Cinnamyl alcohol or styron is an organic compound that is found in esterified form in storax, Balsam of Peru, and cinnamon leaves. It forms a white crystalline solid when pure, or a yellow oil when even slightly impure. It can be produced by the hydrolysis of storax.

Cinnamyl alcohol occurs naturally only in small quantities, so its industrial demand is usually fulfilled by chemical synthesis starting from cinnamaldehyde.

==Properties==
The compound is a solid at room temperature, forming colorless crystals that melt upon gentle heating.
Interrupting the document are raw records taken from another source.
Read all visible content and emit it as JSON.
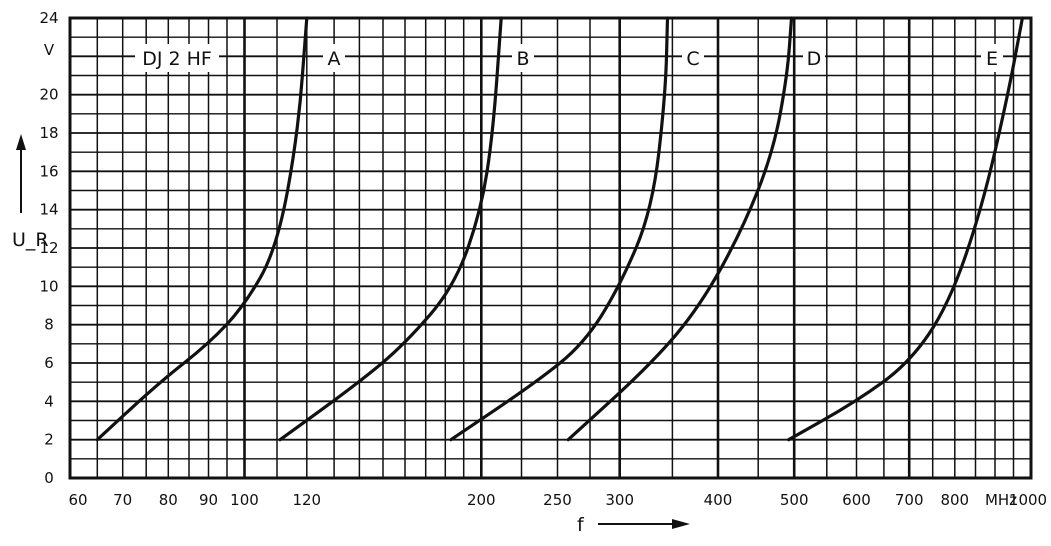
{
  "chart_data": {
    "type": "line",
    "title": "",
    "xlabel": "f",
    "ylabel": "U_R",
    "x_scale": "log",
    "xlim": [
      60,
      1000
    ],
    "ylim": [
      0,
      24
    ],
    "grid": true,
    "x_ticks": [
      60,
      70,
      80,
      90,
      100,
      120,
      200,
      250,
      300,
      400,
      500,
      600,
      700,
      800,
      1000
    ],
    "x_tick_labels": [
      "60",
      "70",
      "80",
      "90",
      "100",
      "120",
      "200",
      "250",
      "300",
      "400",
      "500",
      "600",
      "700",
      "800",
      "1000"
    ],
    "x_unit": "MHz",
    "y_ticks": [
      0,
      2,
      4,
      6,
      8,
      10,
      12,
      14,
      16,
      18,
      20,
      24
    ],
    "y_tick_labels": [
      "0",
      "2",
      "4",
      "6",
      "8",
      "10",
      "12",
      "14",
      "16",
      "18",
      "20",
      "24"
    ],
    "y_unit": "V",
    "series": [
      {
        "name": "DJ 2 HF",
        "x": [
          65,
          78,
          90,
          100,
          110,
          117,
          120
        ],
        "y": [
          2,
          5,
          7,
          9,
          12,
          18,
          24
        ]
      },
      {
        "name": "A",
        "x": [
          111,
          140,
          160,
          185,
          200,
          207,
          212
        ],
        "y": [
          2,
          5,
          7,
          10,
          14,
          18,
          24
        ]
      },
      {
        "name": "B",
        "x": [
          183,
          235,
          270,
          300,
          330,
          343,
          345
        ],
        "y": [
          2,
          5,
          7,
          10,
          14,
          20,
          24
        ]
      },
      {
        "name": "C",
        "x": [
          258,
          330,
          380,
          430,
          470,
          490,
          496
        ],
        "y": [
          2,
          6,
          9,
          13,
          17,
          21,
          24
        ]
      },
      {
        "name": "D",
        "x": [
          492,
          600,
          700,
          785,
          865,
          935,
          975
        ],
        "y": [
          2,
          4,
          6,
          9,
          14,
          20,
          24
        ]
      }
    ],
    "annotations": [
      "DJ 2 HF",
      "A",
      "B",
      "C",
      "D",
      "E"
    ]
  }
}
As is typical of most higher-molecular weight alcohols, it is sparingly soluble in water at room temperature, but highly soluble in most common organic solvents.

==Uses==
Cinnamyl alcohol has a distinctive odor described as "sweet, balsam, hyacinth, spicy, green, powdery, cinnamic" and is used in perfumery and as a deodorant.

Cinnamyl alcohol is the starting material used in the synthesis of reboxetine.

There is basic medical research investigating the neuroprotective properties of cinnamyl alcohol in terms of the following with respect to epilepsy:

- Potentiating the GABAergic system
- Promoting antioxidant effects
- Reducing pro-inflammatory mediators activities.

== Safety ==
Cinnamyl alcohol has been found to have a sensitizing effect on some people and as a result is the subject of a Restricted Standard issued by IFRA (International Fragrance Association).

== Glycosides ==
Rosarin and rosavin are cinnamyl alcohol glycosides isolated from Rhodiola rosea.